One correspondent described himself as ‘up against the wall’. ‘I haven’t seen a play in London in two years. I only eat in restaurants on business. I can’t afford the gardener once a week any more. You start adding it up and it amounts to a social revolution.’

‘It is my belief that, the way things are going, the middle classes are doomed to a gradual extinction over the course of the next generation or two,’ said another. ‘We are mainly living like the camel in the desert does on the fat stored in its hump.’

Another reply added, in typical middle-class self-deprecating style: ‘I hope to receive the “final call” before the roof falls in.’

Even the great egalitarian playwright J. B. Priestley was worried. ‘The full effect in our culture, largely based on the middle class, has not been felt yet, but many of us are feeling gloomy about our prospects.’ Who would have thought it: the Sage of Working-Class Bradford brought down to such a level of pessimism?

In 1974, the prominent Conservative MP John Gorst set up the Middle Class Association (he sent out a mailshot to people he knew might be interested, but the two or three replies he received back all said that, although they were interested, unfortunately they were upper-class).

It was taken over by a small right-wing group who kicked him out, renamed it and allowed it to collapse the following year. The middle classes are not good at political movements at the best of times.

You might think, given Hutber’s fears, that the middle classes had never felt quite so embattled. Yet go back on the escalator another generation and you find a fascinating 1949 book by the future playwright and Washington editor of TheEconomist Roy Lewis and the future Conservative cabinet minister Angus Maude, father of the current Cabinet Office minister Francis Maude.

Like Hutber, they were writing at the end of a period of Labour government, in the austerity years, immediately after the abolition of most fee-paying in primary schools and grammar schools.

‘We thought of calling it “The Decline and Fall of the Middle Class”,’ they wrote, ‘but they are kicking so hard they must still be alive.’

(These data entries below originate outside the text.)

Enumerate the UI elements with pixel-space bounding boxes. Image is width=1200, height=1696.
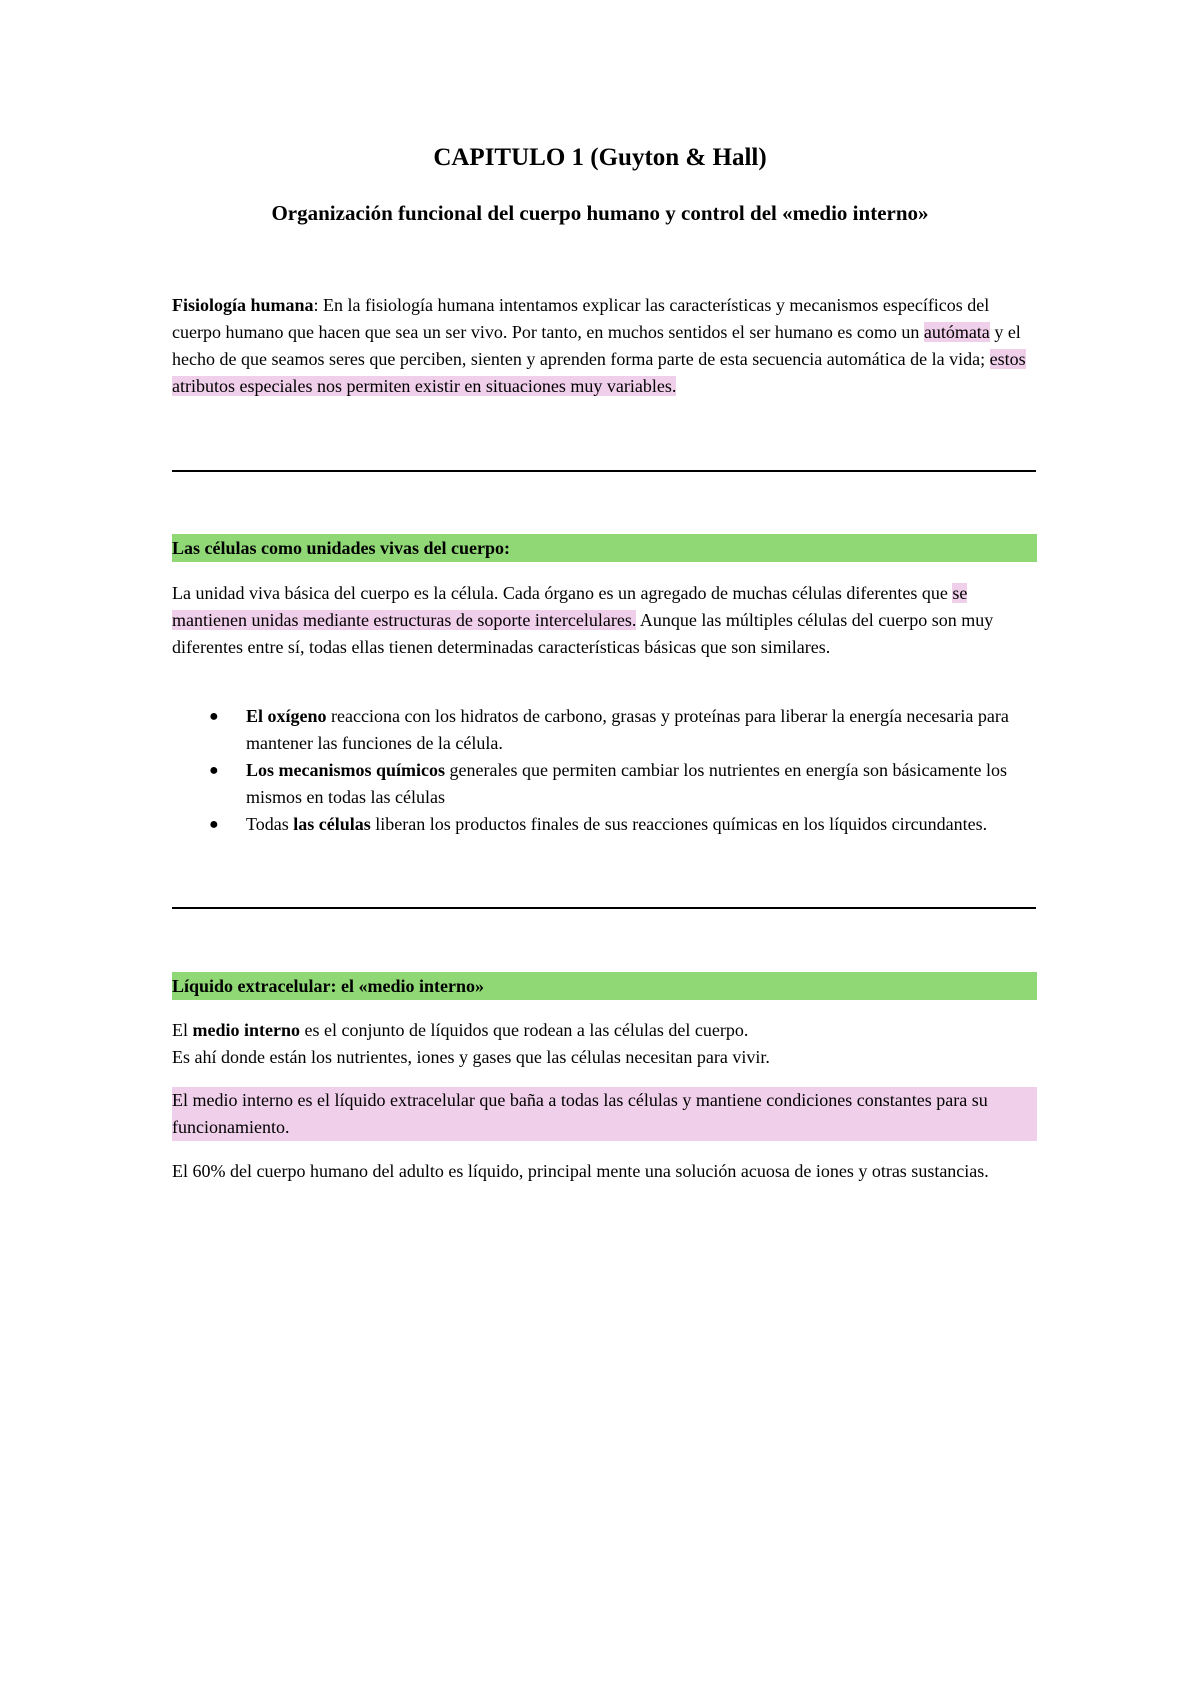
intro-term: Fisiología humana (172, 295, 314, 315)
bullet-icon: ● (209, 708, 219, 725)
bullet-icon: ● (209, 762, 219, 779)
bullet-post: generales que permiten cambiar los nutrientes en energía son básicamente los mismos en todas las células (246, 760, 1007, 807)
list-item (172, 811, 1037, 838)
fluid-p1-post: es el conjunto de líquidos que rodean a las células del cuerpo. (300, 1020, 749, 1040)
cells-bullet-list (172, 703, 1037, 838)
cells-text-2: Aunque las múltiples células del cuerpo son muy diferentes entre sí, todas ellas tienen determinadas características básicas que son similares. (172, 610, 994, 657)
intro-text-1: : En la fisiología humana intentamos explicar las características y mecanismos específicos del cuerpo humano que hacen que sea un ser vivo. Por tanto, en muchos sentidos el ser humano es como un (172, 295, 990, 342)
fluid-paragraph-3: El 60% del cuerpo humano del adulto es líquido, principal mente una solución acuosa de iones y otras sustancias. (172, 1161, 989, 1181)
bullet-bold: Los mecanismos químicos (246, 760, 446, 780)
list-item (172, 757, 1037, 811)
cells-paragraph (172, 580, 1037, 661)
fluid-p1-line2: Es ahí donde están los nutrientes, iones y gases que las células necesitan para vivir. (172, 1047, 770, 1067)
section-heading-cells: Las células como unidades vivas del cuerpo: (172, 534, 1037, 562)
page-subtitle: Organización funcional del cuerpo humano y control del «medio interno» (271, 201, 929, 225)
bullet-bold: El oxígeno (246, 706, 327, 726)
page-title: CAPITULO 1 (Guyton & Hall) (433, 144, 767, 171)
list-item (172, 703, 1037, 757)
bullet-post: liberan los productos finales de sus reacciones químicas en los líquidos circundantes. (370, 814, 988, 834)
bullet-pre: Todas (246, 814, 294, 834)
fluid-highlighted-paragraph: El medio interno es el líquido extracelular que baña a todas las células y mantiene condiciones constantes para su funcionamiento. (172, 1087, 1037, 1141)
intro-paragraph (172, 292, 1037, 400)
section-heading-fluid: Líquido extracelular: el «medio interno» (172, 972, 1037, 1000)
divider-1 (172, 470, 1036, 472)
fluid-paragraph-1 (172, 1017, 1037, 1071)
bullet-post: reacciona con los hidratos de carbono, grasas y proteínas para liberar la energía necesaria para mantener las funciones de la célula. (246, 706, 1009, 753)
fluid-p1-bold: medio interno (192, 1020, 300, 1040)
cells-highlight: se mantienen unidas mediante estructuras de soporte intercelulares. (172, 583, 968, 630)
bullet-icon: ● (209, 816, 219, 833)
fluid-p1-pre: El (172, 1020, 193, 1040)
divider-2 (172, 907, 1036, 909)
intro-highlight-2: estos atributos especiales nos permiten existir en situaciones muy variables. (172, 349, 1026, 396)
intro-text-2: y el hecho de que seamos seres que perciben, sienten y aprenden forma parte de esta secuencia automática de la vida; (172, 322, 1021, 369)
intro-highlight-1: autómata (923, 322, 990, 342)
bullet-bold: las células (293, 814, 371, 834)
cells-text-1: La unidad viva básica del cuerpo es la célula. Cada órgano es un agregado de muchas células diferentes que (172, 583, 953, 603)
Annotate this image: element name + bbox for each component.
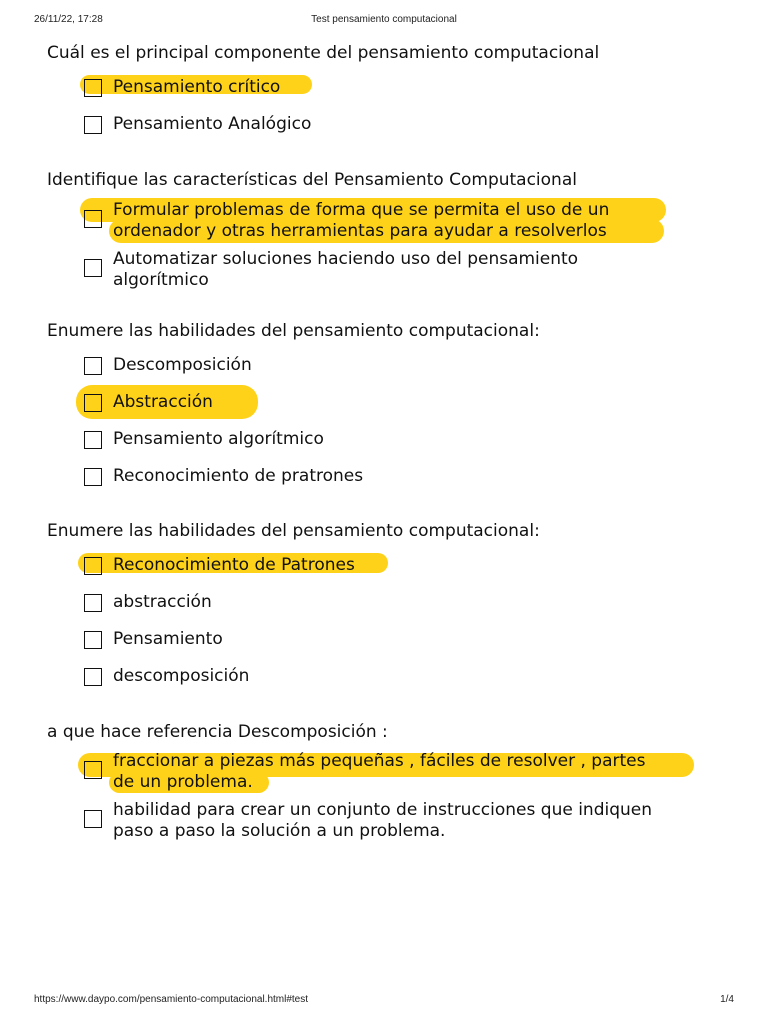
option-text: ordenador y otras herramientas para ayudar a resolverlos (113, 221, 607, 241)
question-3: Enumere las habilidades del pensamiento computacional: (47, 321, 540, 341)
option-text: Formular problemas de forma que se permita el uso de un (113, 200, 610, 220)
option-text: habilidad para crear un conjunto de instrucciones que indiquen (113, 800, 653, 820)
option-text: Reconocimiento de pratrones (113, 466, 364, 486)
checkbox[interactable] (84, 431, 102, 449)
checkbox[interactable] (84, 594, 102, 612)
q3-option-2[interactable] (84, 392, 724, 416)
option-text: fraccionar a piezas más pequeñas , fáciles de resolver , partes (113, 751, 646, 771)
checkbox[interactable] (84, 357, 102, 375)
page-url: https://www.daypo.com/pensamiento-computacional.html#test (34, 994, 309, 1005)
checkbox[interactable] (84, 116, 102, 134)
q2-option-2[interactable] (84, 249, 724, 293)
q4-option-3[interactable] (84, 629, 724, 653)
print-title: Test pensamiento computacional (311, 14, 457, 25)
q4-option-2[interactable] (84, 592, 724, 616)
q5-option-2[interactable] (84, 800, 724, 844)
print-header (0, 14, 768, 34)
option-text: Descomposición (113, 355, 252, 375)
question-5: a que hace referencia Descomposición : (47, 722, 388, 742)
q3-option-1[interactable] (84, 355, 724, 379)
option-text: Pensamiento algorítmico (113, 429, 324, 449)
option-text: de un problema. (113, 772, 253, 792)
q5-option-1[interactable] (84, 751, 724, 795)
option-text: paso a paso la solución a un problema. (113, 821, 446, 841)
checkbox[interactable] (84, 79, 102, 97)
option-text: Reconocimiento de Patrones (113, 555, 355, 575)
option-text: Automatizar soluciones haciendo uso del pensamiento (113, 249, 579, 269)
checkbox[interactable] (84, 468, 102, 486)
page-number: 1/4 (720, 994, 734, 1005)
option-text: Abstracción (113, 392, 213, 412)
option-text: descomposición (113, 666, 250, 686)
checkbox[interactable] (84, 668, 102, 686)
q1-option-1[interactable] (84, 77, 724, 101)
question-1: Cuál es el principal componente del pensamiento computacional (47, 43, 600, 63)
checkbox[interactable] (84, 557, 102, 575)
q4-option-1[interactable] (84, 555, 724, 579)
option-text: Pensamiento Analógico (113, 114, 312, 134)
q3-option-3[interactable] (84, 429, 724, 453)
checkbox[interactable] (84, 631, 102, 649)
option-text: algorítmico (113, 270, 209, 290)
checkbox[interactable] (84, 394, 102, 412)
question-2: Identifique las características del Pensamiento Computacional (47, 170, 577, 190)
print-footer (0, 994, 768, 1014)
q2-option-1[interactable] (84, 200, 724, 244)
checkbox[interactable] (84, 761, 102, 779)
print-datetime: 26/11/22, 17:28 (34, 14, 103, 25)
checkbox[interactable] (84, 210, 102, 228)
q4-option-4[interactable] (84, 666, 724, 690)
option-text: abstracción (113, 592, 212, 612)
q1-option-2[interactable] (84, 114, 724, 138)
option-text: Pensamiento (113, 629, 223, 649)
checkbox[interactable] (84, 810, 102, 828)
q3-option-4[interactable] (84, 466, 724, 490)
option-text: Pensamiento crítico (113, 77, 281, 97)
question-4: Enumere las habilidades del pensamiento computacional: (47, 521, 540, 541)
checkbox[interactable] (84, 259, 102, 277)
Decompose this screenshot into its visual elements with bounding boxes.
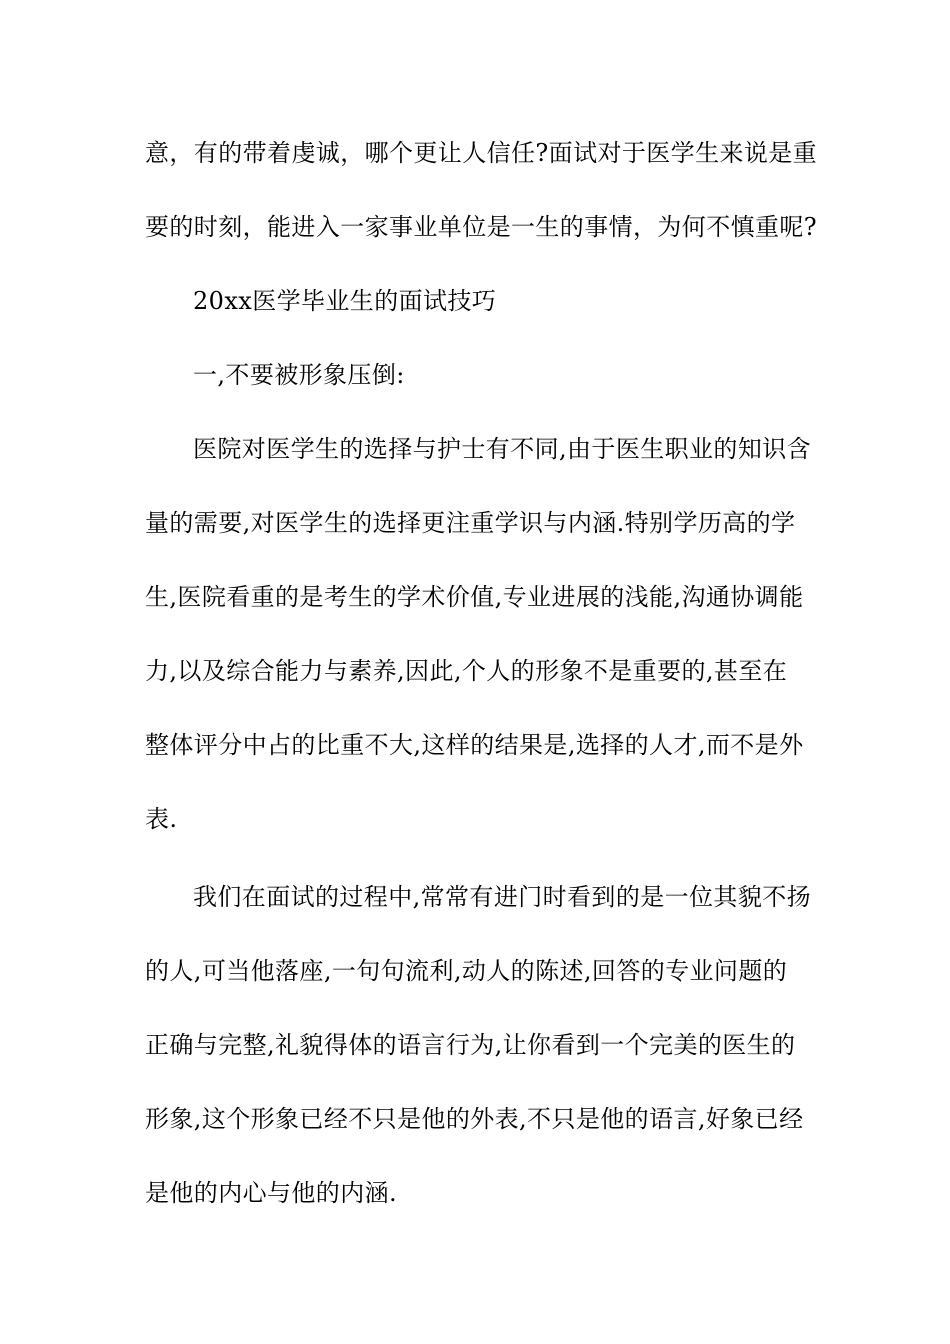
- text-line: 整体评分中占的比重不大,这样的结果是,选择的人才,而不是外: [145, 731, 804, 759]
- text-line: 形象,这个形象已经不只是他的外表,不只是他的语言,好象已经: [145, 1105, 804, 1133]
- text-line: 意，有的带着虔诚，哪个更让人信任?面试对于医学生来说是重: [145, 139, 818, 167]
- text-line: 我们在面试的过程中,常常有进门时看到的是一位其貌不扬: [193, 883, 812, 911]
- text-line: 的人,可当他落座,一句句流利,动人的陈述,回答的专业问题的: [145, 957, 788, 985]
- text-line: 正确与完整,礼貌得体的语言行为,让你看到一个完美的医生的: [145, 1031, 796, 1059]
- subheading: 一,不要被形象压倒:: [193, 361, 405, 389]
- text-line: 生,医院看重的是考生的学术价值,专业进展的浅能,沟通协调能: [145, 583, 804, 611]
- text-line: 医院对医学生的选择与护士有不同,由于医生职业的知识含: [193, 435, 812, 463]
- text-line: 是他的内心与他的内涵.: [145, 1179, 398, 1207]
- text-line: 量的需要,对医学生的选择更注重学识与内涵.特别学历高的学: [145, 509, 796, 537]
- text-line: 表.: [145, 805, 178, 833]
- text-line: 力,以及综合能力与素养,因此,个人的形象不是重要的,甚至在: [145, 657, 788, 685]
- section-title: 20xx医学毕业生的面试技巧: [193, 287, 497, 315]
- text-line: 要的时刻，能进入一家事业单位是一生的事情，为何不慎重呢?: [145, 213, 818, 241]
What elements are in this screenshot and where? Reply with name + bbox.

Again, you might think that the late 1940s were a unique moment of fear and anxiety for the middle classes, because of uniquely high taxation and government on behalf of another class. Not a bit of it. Travel back on the time conveyor belt another generation and there was the Daily Mail castigating David Lloyd George’s People’s Budget, the one that introduced old-age pensions, under the headline ‘Plundering the middle classes’. Three years before had seen the launch of the Middle Class Defence Organisation which ran candidates in the London County Council elections and eventually became the Middle Class Union. This was a branch of Middle Class International, though the existence of such an organization does make the mind boggle a little.